Число их угрожающе росло, усугубляя и без того тяжёлую обстановку в городе. Само понимание своего бессилия перед голодом сводило людей с ума, отнимало последние крохи воли к жизни. Наступило то страшное время, когда люди уже перестали обращать внимание на трупы, валявшиеся по улицам, переулкам, тупикам. Привыкание к смерти таило в себе грозную опасность для человека. Такое страшное равнодушие означало не только апатию в отношении смерти как таковой, но и полное неверие хоть в какое-нибудь будущее, абсолютную утрату доверия к кому-либо или чему-либо… В атмосфере всеобщего страха и ужаса перед голодом и холодом Ахметсафа мог единственно утешаться мыслью, что и братишка, и сестрёнка его не терпят таких лишений… Пока не терпят… Ахметхану было очень нелегко батрачить, но хозяин его оказался человеком справедливым, сердобольным. Во всяком случае, Ахметхан не голодал и не мёрз. Что касается маленькой Биби, то приёмные родители души в ней не чаяли, любили её без памяти. Эта голубоглазая девочка с растрёпанными волосами и смешной, но смышлёной речью сразу и навсегда покорила их сердца. Так что и за Биби не приходилось переживать.

…Из-за нехватки в городе угля здание института перестали отапливать. Холод проникал до костей. Уроки стали проводить в жилых комнатах студентов. И так скудное питание ещё более ухудшилось, временами вообще никакой еды не было.

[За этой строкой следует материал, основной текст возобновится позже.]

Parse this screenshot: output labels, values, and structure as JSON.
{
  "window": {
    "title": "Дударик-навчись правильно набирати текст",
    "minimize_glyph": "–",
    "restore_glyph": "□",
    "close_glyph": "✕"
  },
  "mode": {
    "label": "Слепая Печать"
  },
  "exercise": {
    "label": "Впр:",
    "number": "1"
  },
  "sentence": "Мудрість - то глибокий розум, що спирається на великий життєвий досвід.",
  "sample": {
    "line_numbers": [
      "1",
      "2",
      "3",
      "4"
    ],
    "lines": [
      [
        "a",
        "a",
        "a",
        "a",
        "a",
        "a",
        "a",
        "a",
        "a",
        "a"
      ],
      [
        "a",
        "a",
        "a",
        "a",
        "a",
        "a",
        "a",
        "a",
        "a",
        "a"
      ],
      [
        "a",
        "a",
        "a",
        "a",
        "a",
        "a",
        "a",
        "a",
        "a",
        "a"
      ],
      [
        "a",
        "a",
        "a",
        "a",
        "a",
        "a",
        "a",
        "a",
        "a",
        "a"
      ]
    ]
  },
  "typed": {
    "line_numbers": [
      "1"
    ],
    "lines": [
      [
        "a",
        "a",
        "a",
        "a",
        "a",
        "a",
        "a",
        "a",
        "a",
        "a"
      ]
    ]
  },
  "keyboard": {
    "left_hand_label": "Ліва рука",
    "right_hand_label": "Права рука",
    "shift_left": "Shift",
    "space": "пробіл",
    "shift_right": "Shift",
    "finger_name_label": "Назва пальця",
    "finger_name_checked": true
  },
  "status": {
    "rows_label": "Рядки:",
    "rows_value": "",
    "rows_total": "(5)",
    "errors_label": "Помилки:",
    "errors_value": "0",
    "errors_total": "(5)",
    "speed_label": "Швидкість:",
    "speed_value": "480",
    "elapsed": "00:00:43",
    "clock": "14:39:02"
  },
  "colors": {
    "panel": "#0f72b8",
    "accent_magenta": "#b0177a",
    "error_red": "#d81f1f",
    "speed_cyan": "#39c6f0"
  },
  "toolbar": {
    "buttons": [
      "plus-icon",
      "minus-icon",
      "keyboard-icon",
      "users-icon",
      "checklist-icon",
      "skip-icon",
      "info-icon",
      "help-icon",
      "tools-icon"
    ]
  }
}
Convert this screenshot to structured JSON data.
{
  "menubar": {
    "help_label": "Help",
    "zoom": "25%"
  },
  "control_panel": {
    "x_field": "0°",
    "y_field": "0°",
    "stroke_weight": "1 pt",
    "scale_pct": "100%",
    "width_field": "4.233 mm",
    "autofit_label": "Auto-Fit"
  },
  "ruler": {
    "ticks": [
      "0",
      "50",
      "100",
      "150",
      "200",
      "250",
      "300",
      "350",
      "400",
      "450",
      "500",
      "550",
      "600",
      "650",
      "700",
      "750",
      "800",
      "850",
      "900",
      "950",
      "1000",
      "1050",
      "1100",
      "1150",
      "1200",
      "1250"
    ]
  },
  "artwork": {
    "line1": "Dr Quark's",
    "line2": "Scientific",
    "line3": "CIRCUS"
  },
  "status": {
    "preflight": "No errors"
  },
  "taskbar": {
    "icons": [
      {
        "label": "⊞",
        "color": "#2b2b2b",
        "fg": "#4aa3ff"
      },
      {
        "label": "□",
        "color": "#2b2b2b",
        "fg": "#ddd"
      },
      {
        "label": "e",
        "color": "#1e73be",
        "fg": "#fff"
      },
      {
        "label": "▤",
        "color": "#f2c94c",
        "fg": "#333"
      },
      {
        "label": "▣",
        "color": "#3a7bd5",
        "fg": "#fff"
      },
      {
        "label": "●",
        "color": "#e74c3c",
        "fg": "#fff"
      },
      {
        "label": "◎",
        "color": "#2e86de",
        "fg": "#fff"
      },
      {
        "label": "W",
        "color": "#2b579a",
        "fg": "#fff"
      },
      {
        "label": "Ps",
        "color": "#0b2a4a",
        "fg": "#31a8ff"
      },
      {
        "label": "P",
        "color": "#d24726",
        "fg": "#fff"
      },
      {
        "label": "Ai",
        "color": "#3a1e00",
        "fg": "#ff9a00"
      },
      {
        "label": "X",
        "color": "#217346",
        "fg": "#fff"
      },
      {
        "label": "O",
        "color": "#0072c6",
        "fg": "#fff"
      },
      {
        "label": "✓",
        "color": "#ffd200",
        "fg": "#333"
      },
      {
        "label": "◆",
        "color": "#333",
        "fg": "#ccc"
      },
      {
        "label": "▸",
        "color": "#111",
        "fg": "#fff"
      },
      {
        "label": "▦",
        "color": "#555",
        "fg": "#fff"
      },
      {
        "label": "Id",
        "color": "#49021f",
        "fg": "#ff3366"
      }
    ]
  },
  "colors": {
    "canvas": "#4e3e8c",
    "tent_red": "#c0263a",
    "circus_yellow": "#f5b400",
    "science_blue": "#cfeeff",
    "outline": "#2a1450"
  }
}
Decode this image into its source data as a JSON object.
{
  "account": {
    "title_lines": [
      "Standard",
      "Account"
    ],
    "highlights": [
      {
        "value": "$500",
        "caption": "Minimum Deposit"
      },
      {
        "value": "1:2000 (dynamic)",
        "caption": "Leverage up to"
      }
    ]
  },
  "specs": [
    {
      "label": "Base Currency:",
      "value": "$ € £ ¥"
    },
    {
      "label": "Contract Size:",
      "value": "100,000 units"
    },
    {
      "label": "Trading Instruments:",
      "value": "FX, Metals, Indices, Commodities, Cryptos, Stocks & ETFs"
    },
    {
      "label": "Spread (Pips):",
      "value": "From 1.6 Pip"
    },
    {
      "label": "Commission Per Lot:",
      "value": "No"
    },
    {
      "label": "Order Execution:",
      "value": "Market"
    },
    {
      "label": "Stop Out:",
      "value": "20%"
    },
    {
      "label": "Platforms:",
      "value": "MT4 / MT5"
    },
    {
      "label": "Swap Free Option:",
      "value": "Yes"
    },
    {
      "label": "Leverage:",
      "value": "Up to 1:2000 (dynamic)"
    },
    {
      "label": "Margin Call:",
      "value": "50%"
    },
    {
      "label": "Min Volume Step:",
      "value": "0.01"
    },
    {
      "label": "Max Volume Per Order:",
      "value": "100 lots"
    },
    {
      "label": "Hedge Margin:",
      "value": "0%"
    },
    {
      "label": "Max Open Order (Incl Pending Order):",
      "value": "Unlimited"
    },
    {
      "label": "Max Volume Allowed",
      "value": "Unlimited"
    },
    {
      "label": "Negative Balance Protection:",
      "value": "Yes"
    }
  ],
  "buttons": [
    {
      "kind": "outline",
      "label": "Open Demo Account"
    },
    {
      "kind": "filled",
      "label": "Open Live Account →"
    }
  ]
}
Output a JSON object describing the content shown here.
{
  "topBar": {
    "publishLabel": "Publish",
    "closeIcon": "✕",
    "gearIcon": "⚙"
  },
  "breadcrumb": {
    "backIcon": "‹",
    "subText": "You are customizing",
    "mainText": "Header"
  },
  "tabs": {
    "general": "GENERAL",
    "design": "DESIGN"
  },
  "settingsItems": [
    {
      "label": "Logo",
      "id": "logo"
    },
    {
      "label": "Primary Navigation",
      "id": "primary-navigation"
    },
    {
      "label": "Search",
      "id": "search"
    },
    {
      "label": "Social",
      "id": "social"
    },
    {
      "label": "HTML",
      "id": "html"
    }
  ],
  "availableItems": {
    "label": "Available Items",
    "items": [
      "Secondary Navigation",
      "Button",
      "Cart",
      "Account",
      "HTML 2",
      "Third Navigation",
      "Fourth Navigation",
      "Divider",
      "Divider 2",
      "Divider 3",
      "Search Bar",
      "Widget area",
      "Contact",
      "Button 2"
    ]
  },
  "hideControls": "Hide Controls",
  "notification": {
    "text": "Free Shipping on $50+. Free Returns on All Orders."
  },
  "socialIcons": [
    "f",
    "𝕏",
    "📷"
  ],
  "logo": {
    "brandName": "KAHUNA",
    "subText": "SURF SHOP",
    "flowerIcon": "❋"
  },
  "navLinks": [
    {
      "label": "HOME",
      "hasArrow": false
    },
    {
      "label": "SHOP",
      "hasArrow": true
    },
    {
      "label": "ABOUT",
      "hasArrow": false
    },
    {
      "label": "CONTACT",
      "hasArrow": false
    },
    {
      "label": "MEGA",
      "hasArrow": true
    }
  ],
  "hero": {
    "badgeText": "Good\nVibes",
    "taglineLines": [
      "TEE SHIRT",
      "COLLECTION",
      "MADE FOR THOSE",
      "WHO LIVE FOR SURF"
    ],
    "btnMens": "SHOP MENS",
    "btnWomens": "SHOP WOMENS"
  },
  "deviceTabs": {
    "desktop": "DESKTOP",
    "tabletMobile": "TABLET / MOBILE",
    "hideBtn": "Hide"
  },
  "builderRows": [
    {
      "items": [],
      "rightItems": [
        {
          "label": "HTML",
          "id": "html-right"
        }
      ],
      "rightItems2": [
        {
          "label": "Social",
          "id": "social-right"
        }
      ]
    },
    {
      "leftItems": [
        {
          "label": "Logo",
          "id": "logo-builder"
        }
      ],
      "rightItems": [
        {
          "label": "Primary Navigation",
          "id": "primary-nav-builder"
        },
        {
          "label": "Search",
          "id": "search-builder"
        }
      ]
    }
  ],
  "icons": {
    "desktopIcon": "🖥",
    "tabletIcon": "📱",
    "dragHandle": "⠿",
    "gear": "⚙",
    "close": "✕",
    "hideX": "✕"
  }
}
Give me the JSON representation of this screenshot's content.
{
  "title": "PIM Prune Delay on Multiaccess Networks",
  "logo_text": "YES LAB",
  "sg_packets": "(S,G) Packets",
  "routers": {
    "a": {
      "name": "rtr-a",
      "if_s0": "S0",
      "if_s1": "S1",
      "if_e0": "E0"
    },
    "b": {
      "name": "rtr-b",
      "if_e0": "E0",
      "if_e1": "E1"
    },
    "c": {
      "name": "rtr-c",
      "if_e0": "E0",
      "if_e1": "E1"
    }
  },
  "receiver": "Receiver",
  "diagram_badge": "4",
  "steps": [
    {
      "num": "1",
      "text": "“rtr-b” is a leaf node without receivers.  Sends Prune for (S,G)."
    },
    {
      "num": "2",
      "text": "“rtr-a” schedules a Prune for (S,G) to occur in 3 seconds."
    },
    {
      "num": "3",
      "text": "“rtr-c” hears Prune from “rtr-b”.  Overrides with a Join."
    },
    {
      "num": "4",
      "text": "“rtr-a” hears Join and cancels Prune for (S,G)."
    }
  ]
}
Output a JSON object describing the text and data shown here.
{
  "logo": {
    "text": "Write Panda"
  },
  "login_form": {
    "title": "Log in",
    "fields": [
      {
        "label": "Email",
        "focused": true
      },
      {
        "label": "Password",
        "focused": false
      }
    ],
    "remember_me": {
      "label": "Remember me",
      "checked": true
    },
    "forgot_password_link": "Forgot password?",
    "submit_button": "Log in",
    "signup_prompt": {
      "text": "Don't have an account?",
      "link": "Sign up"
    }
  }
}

Студенты испытывали отчаянный голод и холод. Те, кому не могли помогать из дома, опухли от голода и не в силах были посещать занятия. Оказать им хотя бы скромную помощь становилось всё большей проблемой. В студенческих комнатах установили «буржуйки», но дров по-прежнему не было, и добычу топлива возложили на плечи самих студентов. Если кто-нибудь из жильцов разживался горстью пшена или авоськой картофеля, еду варили на всю комнату. Даже у студентов, имевших в городе родичей, положение было незавидным. Ахметсафа наведывался в хлебосольный когда-то дом дяди Гумера не для того, чтобы поесть, а чтобы хоть немного в тепле посидеть. Увы, старики в последнее время были лишены как еды, так и тепла. Ахметсафе самому пришлось помогать родичам, уменьшая свой и без того скудный рацион, ухитряясь раздобыть для них охапку-другую дров…

Однако не все дни в жизни студента были беспросветны. Однажды, вернувшись от дяди Гумера в общежитие, Ахметсафа обнаружил заметное оживление в комнате. Целая толпа окружила пустовавшую ранее кровать, на которой теперь торжественно восседал незнакомый Ахметсафе весёлый парень. Увидев растерявшегося друга, Сагит подмигнул ему:

– Ну что застыл, как изваяние? Проходи, знакомься, к нам, наконец-то, Муса прибыл!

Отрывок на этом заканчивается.